After finishing the graduate program at Tennessee State, he moved on to become an Assistant women’s Basketball Coach at Roosevelt University in Chicago. After serving one year at Roosevelt he accepted an assistant coaching position at Calumet High School. During his first year there, he noticed the absence of a strong team culture. This school was in the middle of a low-income area, and many of the kids there seemed to show a lack of hope. In his second year at the school, Coach Nelson was promoted to the Head Coach. His goal was to change the culture and help build a winning program. 

We went from winning 6 games the previous year, to wining 12, to winning 17.

How was Coach Nelson able to change the culture and help build a winning program? Through helping his athletes take ownership in everything they do: on the court, in their career, and within their community. 

All In Takeaway #1: Taking Ownership on the Court

Coming into the program, many of the athletes did not believe that the team had a real chance to be anything special. One of Coach Nelson’s key roles was helping them believe in themselves and their abilities on the court. Once he was able to create that spark within the team, each athlete was able to take ownership in their role on the court. This belief helped them make 4 straight sectional championship appearances and enjoy much on-the-court success. 

All In Takeaway #2: Taking Ownership in their Career

Coach Nelson constantly encouraged his athletes to think about their future career, outside the game of basketball. Besides, what good is success on the court if it does not lead to helping them grow within their future professions? Coach Nelson primarily wants his athletes to think about going to college or starting their own business. However, Coach Nelson ultimately wants his athletes take ownership in thinking about what they want to do professionally, beyond the game of basketball.  

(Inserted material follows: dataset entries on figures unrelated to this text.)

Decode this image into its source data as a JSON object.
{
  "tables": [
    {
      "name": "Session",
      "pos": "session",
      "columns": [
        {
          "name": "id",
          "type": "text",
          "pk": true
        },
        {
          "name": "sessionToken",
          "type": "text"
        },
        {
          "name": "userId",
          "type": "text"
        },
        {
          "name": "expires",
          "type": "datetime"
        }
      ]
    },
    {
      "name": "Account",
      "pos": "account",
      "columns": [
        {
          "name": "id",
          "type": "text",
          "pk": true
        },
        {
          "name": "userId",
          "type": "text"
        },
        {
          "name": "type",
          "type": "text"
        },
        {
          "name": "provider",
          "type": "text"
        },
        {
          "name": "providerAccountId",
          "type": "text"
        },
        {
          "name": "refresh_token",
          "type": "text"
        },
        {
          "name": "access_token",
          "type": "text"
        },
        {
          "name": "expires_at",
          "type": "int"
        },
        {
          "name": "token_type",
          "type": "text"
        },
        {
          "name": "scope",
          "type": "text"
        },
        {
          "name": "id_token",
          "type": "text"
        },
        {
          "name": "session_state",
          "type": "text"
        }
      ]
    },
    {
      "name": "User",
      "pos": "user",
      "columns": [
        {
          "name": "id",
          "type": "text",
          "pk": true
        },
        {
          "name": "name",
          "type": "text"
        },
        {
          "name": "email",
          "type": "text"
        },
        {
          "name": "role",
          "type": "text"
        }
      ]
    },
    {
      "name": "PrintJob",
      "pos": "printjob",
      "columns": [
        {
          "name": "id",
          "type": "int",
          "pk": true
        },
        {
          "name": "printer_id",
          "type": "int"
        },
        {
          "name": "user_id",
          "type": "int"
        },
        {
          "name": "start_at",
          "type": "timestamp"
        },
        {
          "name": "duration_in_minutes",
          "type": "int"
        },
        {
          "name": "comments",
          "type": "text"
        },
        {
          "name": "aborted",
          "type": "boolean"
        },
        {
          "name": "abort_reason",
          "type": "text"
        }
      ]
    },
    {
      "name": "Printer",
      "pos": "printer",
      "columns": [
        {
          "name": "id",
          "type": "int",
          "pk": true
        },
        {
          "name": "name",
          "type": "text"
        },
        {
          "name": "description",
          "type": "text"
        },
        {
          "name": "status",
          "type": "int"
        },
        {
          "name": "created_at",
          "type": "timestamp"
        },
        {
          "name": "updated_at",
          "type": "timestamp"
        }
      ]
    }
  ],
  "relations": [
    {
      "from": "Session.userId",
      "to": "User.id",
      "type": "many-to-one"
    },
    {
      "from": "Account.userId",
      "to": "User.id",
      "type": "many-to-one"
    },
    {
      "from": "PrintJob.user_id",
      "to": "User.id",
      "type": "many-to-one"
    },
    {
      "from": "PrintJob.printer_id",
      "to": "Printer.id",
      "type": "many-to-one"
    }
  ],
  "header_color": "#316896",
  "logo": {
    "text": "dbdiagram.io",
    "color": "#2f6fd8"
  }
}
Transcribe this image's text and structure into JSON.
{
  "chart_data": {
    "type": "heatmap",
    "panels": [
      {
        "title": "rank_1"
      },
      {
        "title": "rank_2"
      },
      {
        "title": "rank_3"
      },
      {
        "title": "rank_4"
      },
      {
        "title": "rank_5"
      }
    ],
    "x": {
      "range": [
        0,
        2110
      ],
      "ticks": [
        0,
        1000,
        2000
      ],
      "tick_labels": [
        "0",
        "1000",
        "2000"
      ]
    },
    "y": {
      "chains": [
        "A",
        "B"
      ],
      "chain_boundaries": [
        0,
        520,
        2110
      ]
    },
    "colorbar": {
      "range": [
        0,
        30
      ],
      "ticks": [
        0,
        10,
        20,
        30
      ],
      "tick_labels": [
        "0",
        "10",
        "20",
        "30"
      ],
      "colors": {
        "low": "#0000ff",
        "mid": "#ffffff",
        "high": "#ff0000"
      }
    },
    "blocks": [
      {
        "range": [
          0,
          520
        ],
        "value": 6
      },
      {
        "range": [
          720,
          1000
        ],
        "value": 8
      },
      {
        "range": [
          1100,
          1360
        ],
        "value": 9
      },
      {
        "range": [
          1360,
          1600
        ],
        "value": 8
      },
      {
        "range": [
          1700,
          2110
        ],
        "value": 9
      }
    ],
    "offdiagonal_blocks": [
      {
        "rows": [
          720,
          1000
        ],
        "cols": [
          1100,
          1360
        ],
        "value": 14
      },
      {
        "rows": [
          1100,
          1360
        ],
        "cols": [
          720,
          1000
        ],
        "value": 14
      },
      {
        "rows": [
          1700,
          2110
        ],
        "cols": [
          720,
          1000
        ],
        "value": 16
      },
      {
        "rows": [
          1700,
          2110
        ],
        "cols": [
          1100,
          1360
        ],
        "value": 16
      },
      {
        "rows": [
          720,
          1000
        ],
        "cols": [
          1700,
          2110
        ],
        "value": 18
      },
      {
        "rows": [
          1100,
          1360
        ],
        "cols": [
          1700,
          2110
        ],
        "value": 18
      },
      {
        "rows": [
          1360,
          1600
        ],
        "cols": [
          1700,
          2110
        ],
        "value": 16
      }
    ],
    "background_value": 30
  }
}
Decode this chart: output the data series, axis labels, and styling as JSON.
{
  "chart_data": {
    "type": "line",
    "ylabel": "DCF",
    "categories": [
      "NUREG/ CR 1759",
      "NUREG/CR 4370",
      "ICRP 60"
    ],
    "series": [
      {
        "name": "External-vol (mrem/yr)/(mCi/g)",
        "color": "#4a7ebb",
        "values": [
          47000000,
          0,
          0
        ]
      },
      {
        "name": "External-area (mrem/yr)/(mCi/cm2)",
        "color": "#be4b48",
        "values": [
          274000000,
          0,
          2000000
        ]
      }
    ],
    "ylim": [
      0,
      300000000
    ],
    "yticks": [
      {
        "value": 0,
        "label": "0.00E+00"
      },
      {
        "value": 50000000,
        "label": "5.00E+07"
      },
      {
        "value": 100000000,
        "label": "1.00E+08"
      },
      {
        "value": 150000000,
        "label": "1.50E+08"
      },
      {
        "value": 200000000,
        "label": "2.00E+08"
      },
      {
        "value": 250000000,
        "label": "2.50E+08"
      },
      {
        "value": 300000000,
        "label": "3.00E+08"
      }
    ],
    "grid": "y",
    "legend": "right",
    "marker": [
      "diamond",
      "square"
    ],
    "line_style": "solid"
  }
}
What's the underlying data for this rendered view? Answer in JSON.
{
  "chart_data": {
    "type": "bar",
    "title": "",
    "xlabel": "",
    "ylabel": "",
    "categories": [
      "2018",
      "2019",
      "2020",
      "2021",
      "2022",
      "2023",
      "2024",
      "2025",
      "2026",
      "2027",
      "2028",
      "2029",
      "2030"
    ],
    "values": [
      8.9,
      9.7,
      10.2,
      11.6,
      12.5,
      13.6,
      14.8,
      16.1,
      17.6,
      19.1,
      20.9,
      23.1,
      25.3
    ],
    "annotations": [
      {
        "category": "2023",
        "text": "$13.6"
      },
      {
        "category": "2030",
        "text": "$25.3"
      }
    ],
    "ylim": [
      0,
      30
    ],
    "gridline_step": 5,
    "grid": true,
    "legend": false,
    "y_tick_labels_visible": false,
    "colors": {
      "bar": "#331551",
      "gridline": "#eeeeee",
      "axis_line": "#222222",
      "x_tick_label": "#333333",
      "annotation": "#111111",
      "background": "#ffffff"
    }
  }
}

All In Takeaway #3: Taking Ownership within their Community

Come outside of yourself.

Coach Nelson wanted his team to understand that some things they do are bigger than themselves. Coach Nelson’s teams do a lot of community service. For him, it is all about creating the servitude mindset. Even though many of his athletes did not have much themselves, he always encouraged them to give back to their community. This is one of the many ways he was able to bring the team closer together. Coaches, encourage your athletes to give back and take ownership within their community. 


Coach Nelson just accepted a coaching job to be the Assistant Men’s Basketball Coach at Trinity Christian College. As Coach Nelson prepares for the 2022-23 season, it will be exciting to see how allowing their athletes to take ownership, contributes to the overall success of the team throughout the season! Go Trinity!